Two Iowa women say their wheelchairs were damaged or broken after a flight in September, and now they want to make sure no one else in their position ever has to go through what they did again.

Harlee Drury and Heather Reimers, along with friend Brianna Boner, were traveling to Houston for a concert in September when they said they ran into trouble. Drury has muscular dystrophy so she can’t walk. Reimers has brittle bone disease.

“If someone drops me who isn’t trained to lift me, that could be my last straw,” Reimers said.

Both Drury and Reimers have electric wheelchairs that they mistake for their legs.

When the three friends left Des Moines for their trip, both Drury and Reimers arranged to have their wheelchairs waiting for them at the Houston gate, which they would reach after catching their connecting flight in Dallas.

However, when they arrived in Houston, their wheelchairs were nowhere to be seen.

“They taxied us to the American Airline counter and apologized for why they couldn’t take them there,” said Reimers, who also said she and her friends tried to offer solutions, like putting her in a FedEx vehicle or her to get on the next flight. “All the answers were ‘no, we can’t. No, we can’t. The best we can do with a flight is tomorrow morning at 9am.”

Drury, Reimers and Boner had to book a hotel at the airport instead of going to the one already booked. Boner says she had to act as her caretaker.

“I would do it in a heartbeat, but that’s something the airline should have figured out,” Boner said. “I had to take her to the bathroom. I had to put her to bed. They can usually do this in their wheelchairs. It’s almost disheartening that they were just written off.”

Reimers tells KCCI that they had to call the American Airlines counter in the morning and go there themselves to look for their wheelchairs. Instead of at the gate, it was at the baggage claim. That’s where they found the wheelchairs. Reimers says hers is broken and Drury’s is scratched.

“My controller at the time was broken and damaged. I proceeded to confront the gentleman at the desk and his solution to help me was to zip tie and tape the controller together so we could exit the airport and then file complaints with American Airlines,” Reimers said.

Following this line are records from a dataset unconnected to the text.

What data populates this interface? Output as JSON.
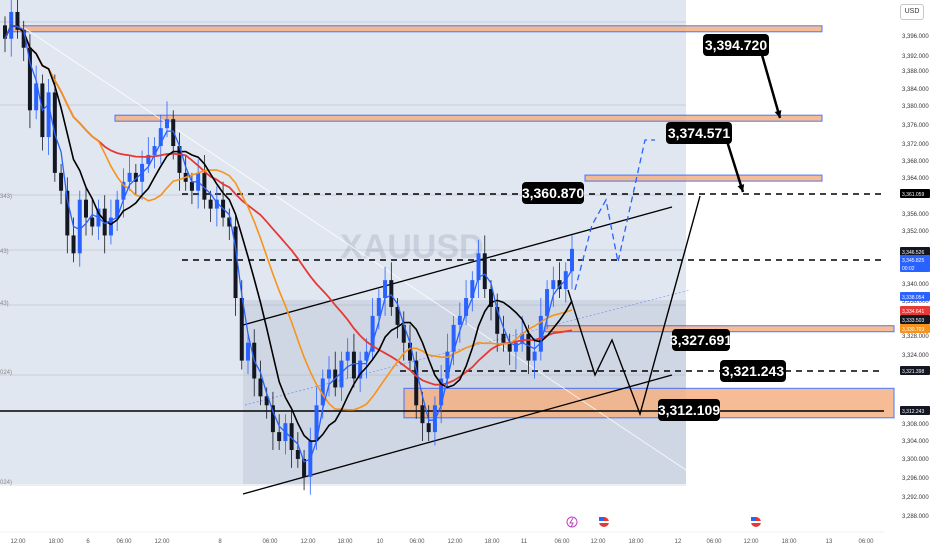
{
  "currency_button": "USD",
  "watermark": "XAUUSD",
  "colors": {
    "bull": "#2962ff",
    "bear": "#131722",
    "ema_fast": "#2962ff",
    "ema_mid": "#000000",
    "ema_slow": "#f7931a",
    "ma_long": "#e53935",
    "zone_fill": "#f4b183",
    "zone_border": "#2962ff",
    "label_bg": "#000000"
  },
  "y_axis_ticks": [
    "3,396.000",
    "3,392.000",
    "3,388.000",
    "3,384.000",
    "3,380.000",
    "3,376.000",
    "3,372.000",
    "3,368.000",
    "3,364.000",
    "3,356.000",
    "3,352.000",
    "3,340.000",
    "3,336.000",
    "3,328.000",
    "3,324.000",
    "3,308.000",
    "3,304.000",
    "3,300.000",
    "3,296.000",
    "3,292.000",
    "3,288.000"
  ],
  "price_badges": [
    {
      "value": "3,361.059",
      "bg": "#000000"
    },
    {
      "value": "3,346.526",
      "bg": "#131722"
    },
    {
      "value": "3,345.825",
      "bg": "#2962ff"
    },
    {
      "value": "00:02",
      "bg": "#2962ff"
    },
    {
      "value": "3,338.054",
      "bg": "#2962ff"
    },
    {
      "value": "3,334.641",
      "bg": "#e53935"
    },
    {
      "value": "3,333.503",
      "bg": "#131722"
    },
    {
      "value": "3,330.703",
      "bg": "#f7931a"
    },
    {
      "value": "3,321.398",
      "bg": "#131722"
    },
    {
      "value": "3,312.243",
      "bg": "#131722"
    }
  ],
  "left_edge_ticks": [
    "343)",
    "43)",
    "43)",
    "024)",
    "024)"
  ],
  "x_axis_ticks": [
    "12:00",
    "18:00",
    "6",
    "06:00",
    "12:00",
    "8",
    "06:00",
    "12:00",
    "18:00",
    "10",
    "06:00",
    "12:00",
    "18:00",
    "11",
    "06:00",
    "12:00",
    "18:00",
    "12",
    "06:00",
    "12:00",
    "18:00",
    "13",
    "06:00"
  ],
  "levels": [
    {
      "label": "3,394.720",
      "price": 3394.72
    },
    {
      "label": "3,374.571",
      "price": 3374.571
    },
    {
      "label": "3,360.870",
      "price": 3360.87
    },
    {
      "label": "3,327.691",
      "price": 3327.691
    },
    {
      "label": "3,321.243",
      "price": 3321.243
    },
    {
      "label": "3,312.109",
      "price": 3312.109
    }
  ],
  "chart_data": {
    "type": "candlestick",
    "symbol": "XAUUSD",
    "currency": "USD",
    "y_range": [
      3286,
      3400
    ],
    "candles_close": [
      3392,
      3398,
      3394,
      3390,
      3376,
      3382,
      3370,
      3380,
      3362,
      3358,
      3348,
      3344,
      3356,
      3352,
      3350,
      3354,
      3348,
      3352,
      3356,
      3360,
      3362,
      3360,
      3364,
      3366,
      3368,
      3372,
      3374,
      3368,
      3362,
      3360,
      3358,
      3362,
      3356,
      3354,
      3356,
      3352,
      3350,
      3334,
      3320,
      3324,
      3316,
      3312,
      3310,
      3304,
      3302,
      3306,
      3300,
      3298,
      3294,
      3302,
      3310,
      3316,
      3318,
      3314,
      3320,
      3322,
      3316,
      3320,
      3322,
      3330,
      3334,
      3338,
      3332,
      3328,
      3324,
      3320,
      3310,
      3306,
      3304,
      3310,
      3316,
      3322,
      3328,
      3330,
      3334,
      3338,
      3344,
      3336,
      3332,
      3326,
      3324,
      3322,
      3324,
      3326,
      3320,
      3322,
      3330,
      3336,
      3338,
      3336,
      3340,
      3345
    ],
    "supply_demand_zones": [
      {
        "top": 3394.9,
        "bottom": 3394.0
      },
      {
        "top": 3374.9,
        "bottom": 3374.0
      },
      {
        "top": 3361.5,
        "bottom": 3360.2
      },
      {
        "top": 3327.8,
        "bottom": 3326.6
      },
      {
        "top": 3313.8,
        "bottom": 3307.2
      }
    ],
    "horizontal_levels": [
      3394.72,
      3374.571,
      3360.87,
      3346.526,
      3327.691,
      3321.243,
      3312.109
    ],
    "channel": {
      "lower_start": 3294,
      "lower_end": 3315,
      "upper_start": 3331,
      "upper_end": 3360
    },
    "projections": [
      "down to 3,321.243 then 3,312.109, rally to 3,360.870",
      "alternate: rally to 3,374.571"
    ]
  }
}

Reimers says they sent someone a few hours later to try and fix it with a bolt, but she still had to have it fixed when she got back.

The wheelchairs cost between $15,000 and $20,000.

The women say American Airlines tried to pay them $500 in compensation, but that’s not what they want.

They want to change something so that no one else has to have a similar experience.

“If we don’t use our voice to make that change, they won’t do it,” Drury said of airlines.

That brought her to Michael Marquess, a Marshalltown attorney. Marquess said the Department of Transportation has a bill for people with disabilities that he says hasn’t been followed in this situation.

“It requires airlines in particular – when they provide public accommodation – to ensure that people who rely on these types of mobility devices have them available immediately after landing and that they are not damaged,” Marquis said. “In addition, if there are problems, that the reaction is immediate and appropriate. All of that was missing here.”

KCCI has approached American Airlines. However, American Airlines has not responded to KCCI’s repeated attempts to comment.

Marquess says he and the young women are in the process of putting together a complaint for legal purposes.